RADIALS STILL REQUIRED
Finally, make the reference field strength measurements. The rule says there should be three points for each lobe and null radial, so a complex pattern with lots of nulls and minor lobes can have quite a few radials, but most have just a few. It’s a lot less work than a conventional partial proof, which requires at least 8 points per monitored radial.
The original MoM proof should contain GPS coordinates for each point. Most aftermarket automotive GPS units will allow input of coordinates, and I’ve found that is a good way to locate the points in an automobile quickly, using a handheld GPS to pinpoint the exact measurement location once out of the car.
I start with a map of all the radials and points to see how they can be most efficiently run (hint: It may not be “out one radial and back in on the next”). Group points on the same side of obstructions (freeways, rivers, etc.) and run those together.
Note the date, time and field for each measurement. There is no requirement in the rules for what the fields should be, so I suppose in a sense it doesn’t matter what you measure. Prudence, however, would call for investigation of any significant departure of the fields from the proof values.

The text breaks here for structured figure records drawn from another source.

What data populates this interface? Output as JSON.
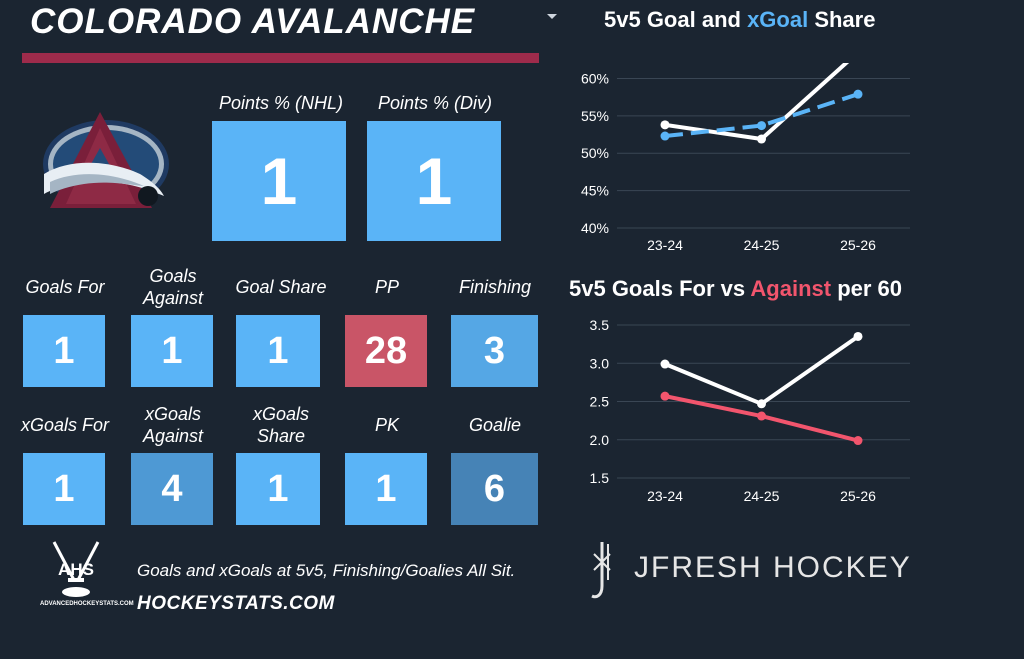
{
  "header": {
    "title": "COLORADO AVALANCHE"
  },
  "points": [
    {
      "label": "Points % (NHL)",
      "value": "1",
      "color": "#5ab4f7"
    },
    {
      "label": "Points % (Div)",
      "value": "1",
      "color": "#5ab4f7"
    }
  ],
  "tiles_row1": [
    {
      "label": "Goals For",
      "value": "1",
      "color": "#5ab4f7"
    },
    {
      "label": "Goals Against",
      "value": "1",
      "color": "#5ab4f7"
    },
    {
      "label": "Goal Share",
      "value": "1",
      "color": "#5ab4f7"
    },
    {
      "label": "PP",
      "value": "28",
      "color": "#c95567"
    },
    {
      "label": "Finishing",
      "value": "3",
      "color": "#55a7e5"
    }
  ],
  "tiles_row2": [
    {
      "label": "xGoals For",
      "value": "1",
      "color": "#5ab4f7"
    },
    {
      "label": "xGoals Against",
      "value": "4",
      "color": "#4e99d4"
    },
    {
      "label": "xGoals Share",
      "value": "1",
      "color": "#5ab4f7"
    },
    {
      "label": "PK",
      "value": "1",
      "color": "#5ab4f7"
    },
    {
      "label": "Goalie",
      "value": "6",
      "color": "#4683b6"
    }
  ],
  "footer": {
    "note": "Goals and xGoals at 5v5, Finishing/Goalies All Sit.",
    "site": "HOCKEYSTATS.COM",
    "ahs_logo_text": "AHS",
    "ahs_small_text": "ADVANCEDHOCKEYSTATS.COM",
    "brand": "JFRESH HOCKEY"
  },
  "chart_titles": {
    "top": {
      "part1": "5v5 Goal and ",
      "part2": "xGoal",
      "part3": " Share"
    },
    "bottom": {
      "part1": "5v5 Goals For vs ",
      "part2": "Against",
      "part3": " per 60"
    }
  },
  "chart_data": [
    {
      "type": "line",
      "title": "5v5 Goal and xGoal Share",
      "categories": [
        "23-24",
        "24-25",
        "25-26"
      ],
      "yticks": [
        "40%",
        "45%",
        "50%",
        "55%",
        "60%"
      ],
      "ylim": [
        40,
        61
      ],
      "series": [
        {
          "name": "Goal",
          "values": [
            53.8,
            51.9,
            63.5
          ],
          "color": "#ffffff",
          "style": "solid"
        },
        {
          "name": "xGoal",
          "values": [
            52.3,
            53.7,
            57.9
          ],
          "color": "#5ab4f7",
          "style": "dashed"
        }
      ]
    },
    {
      "type": "line",
      "title": "5v5 Goals For vs Against per 60",
      "categories": [
        "23-24",
        "24-25",
        "25-26"
      ],
      "yticks": [
        "1.5",
        "2.0",
        "2.5",
        "3.0",
        "3.5"
      ],
      "ylim": [
        1.5,
        3.5
      ],
      "series": [
        {
          "name": "For",
          "values": [
            2.99,
            2.47,
            3.35
          ],
          "color": "#ffffff",
          "style": "solid"
        },
        {
          "name": "Against",
          "values": [
            2.57,
            2.31,
            1.99
          ],
          "color": "#f2556d",
          "style": "solid"
        }
      ]
    }
  ],
  "colors": {
    "background": "#1b2531",
    "accent_bar": "#9e2b4b",
    "tile_blue": "#5ab4f7"
  }
}
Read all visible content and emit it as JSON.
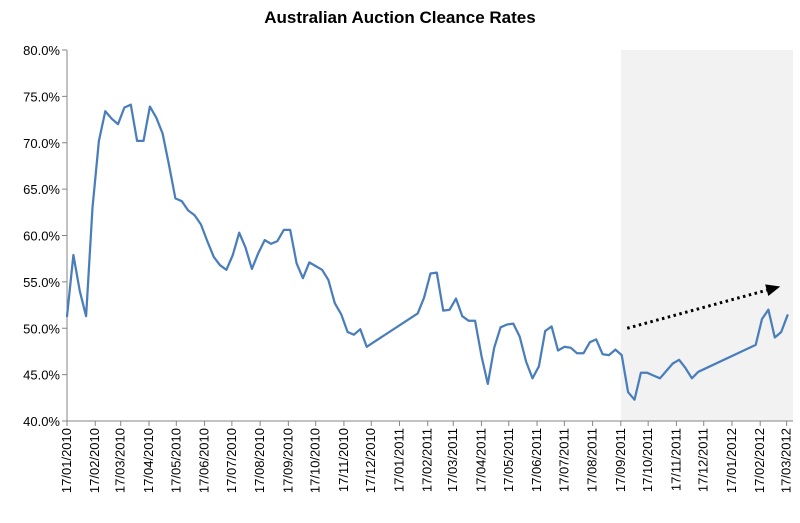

Your own experience should tell you what’s “normal” and what’s not consistent with environmental conditions, frozen/thawed soil, snow cover, etc.
Wrap up the recertification process with a professional-looking writeup. Document what you did, what test equipment you used and tabulate the results of the measurements. Use the original proof as a template. Print the document up and place a copy in the public file and another at the transmitter site.
And before you quit, mark your calendar for next time.
Cris Alexander is the director of engineering at Crawford Broadcasting and a past recipient of SBE’s Broadcast Engineer of the Year award.